Luzern schreibt Taxi-Bewilligungen aus

In der Stadt Luzern müssen sich Taxibetreiber erstmals in einer öffentlichen Ausschreibung um eine der 100 Bewilligungen bewerben. Der Schritt soll die Qualität im Taxigewerbe anheben und alle Anbieter gleich behandeln.

Autodach mit Taxischild. Bild in Lightbox öffnen.
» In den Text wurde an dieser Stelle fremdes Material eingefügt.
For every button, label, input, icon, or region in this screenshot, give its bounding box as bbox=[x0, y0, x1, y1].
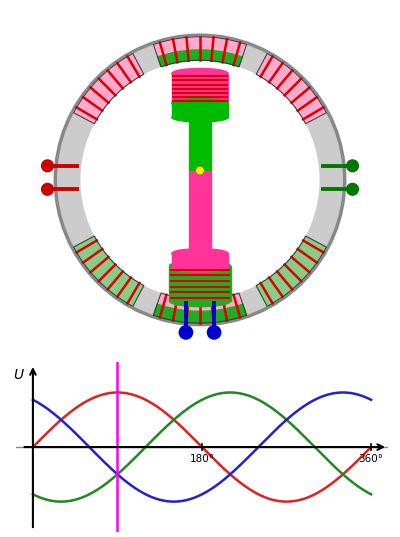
Circle shape bbox=[42, 160, 53, 172]
Bar bbox=[189, 171, 211, 258]
Polygon shape bbox=[154, 37, 246, 56]
Polygon shape bbox=[157, 48, 243, 67]
Circle shape bbox=[196, 166, 204, 175]
Circle shape bbox=[347, 184, 358, 195]
Polygon shape bbox=[262, 242, 326, 306]
Polygon shape bbox=[262, 54, 326, 118]
Ellipse shape bbox=[172, 249, 228, 258]
Polygon shape bbox=[74, 54, 138, 118]
Polygon shape bbox=[154, 304, 246, 323]
Bar bbox=[172, 74, 228, 103]
Text: 180°: 180° bbox=[190, 454, 214, 464]
Polygon shape bbox=[256, 64, 316, 124]
Ellipse shape bbox=[172, 68, 228, 78]
Circle shape bbox=[42, 184, 53, 195]
Polygon shape bbox=[157, 293, 243, 311]
Bar bbox=[170, 266, 230, 301]
Text: 360°: 360° bbox=[358, 454, 384, 464]
Ellipse shape bbox=[170, 296, 230, 307]
Ellipse shape bbox=[170, 260, 230, 271]
Ellipse shape bbox=[172, 113, 228, 122]
Circle shape bbox=[208, 326, 221, 339]
Bar bbox=[172, 103, 228, 117]
Ellipse shape bbox=[172, 99, 228, 108]
Circle shape bbox=[179, 326, 192, 339]
Bar bbox=[189, 116, 211, 171]
Circle shape bbox=[81, 61, 319, 299]
Polygon shape bbox=[256, 236, 316, 296]
Polygon shape bbox=[74, 242, 138, 306]
Polygon shape bbox=[84, 236, 144, 296]
Circle shape bbox=[347, 160, 358, 172]
Polygon shape bbox=[84, 64, 144, 124]
Ellipse shape bbox=[172, 263, 228, 272]
Text: U: U bbox=[13, 368, 24, 382]
Ellipse shape bbox=[172, 98, 228, 108]
Bar bbox=[172, 253, 228, 267]
Circle shape bbox=[55, 35, 345, 324]
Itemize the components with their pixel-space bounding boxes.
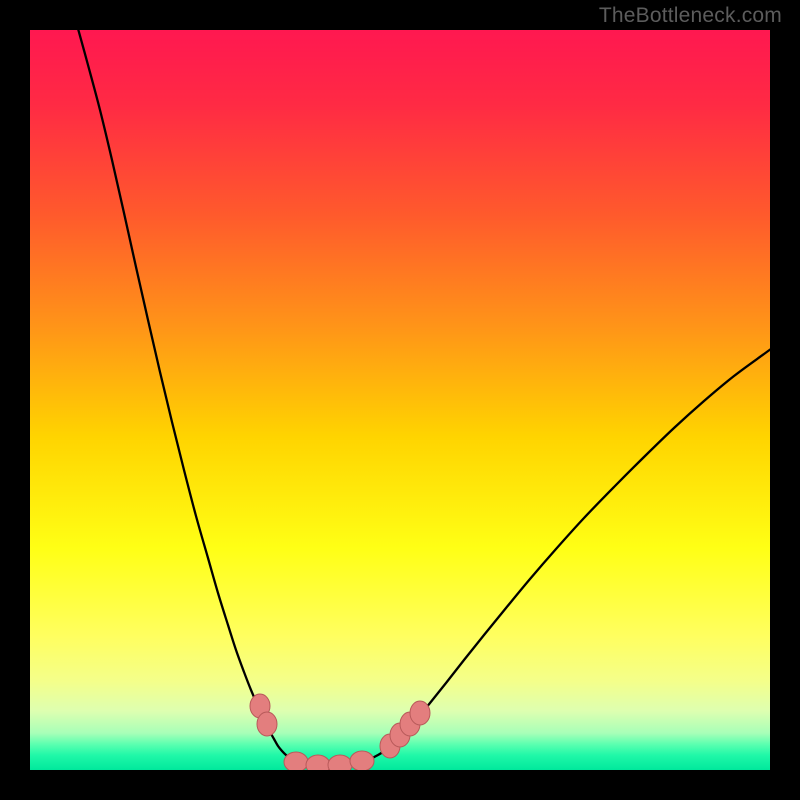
sweet-spot-markers (250, 694, 430, 770)
sweet-spot-marker (306, 755, 330, 770)
curve-overlay (30, 30, 770, 770)
sweet-spot-marker (257, 712, 277, 736)
plot-area (30, 30, 770, 770)
sweet-spot-marker (350, 751, 374, 770)
sweet-spot-marker (328, 755, 352, 770)
sweet-spot-marker (410, 701, 430, 725)
bottleneck-curve-right (324, 346, 770, 766)
sweet-spot-marker (284, 752, 308, 770)
watermark-text: TheBottleneck.com (599, 4, 782, 28)
bottleneck-curve-left (77, 30, 324, 766)
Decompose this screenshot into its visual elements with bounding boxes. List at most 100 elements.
Bildlegende: Wer in Luzern ein Taxi betreiben will, muss sich um eine Bewilligung bewerben. zvg

Für die rund 100 Taxibetriebsbewilligungen können sich interessierte Anbieter bis Ende September bewerben, wie die Stadt Luzern mitteilte. Die Bewerber erfahren im Februar 2017, ob sie eine Bewilligung für die Zeit von 2018 bis 2022 erhalten.

Verschiedene Kriterien

Voraussetzung für eine Bewilligung ist unter anderem ein städtischer Taxichauffeurausweis. Wer diesen will, muss gute Sprachkenntnisse in Deutsch und rudimentäre Englisch-Kenntnisse vorweisen können sowie eine Stadtkundeprüfung bestehen.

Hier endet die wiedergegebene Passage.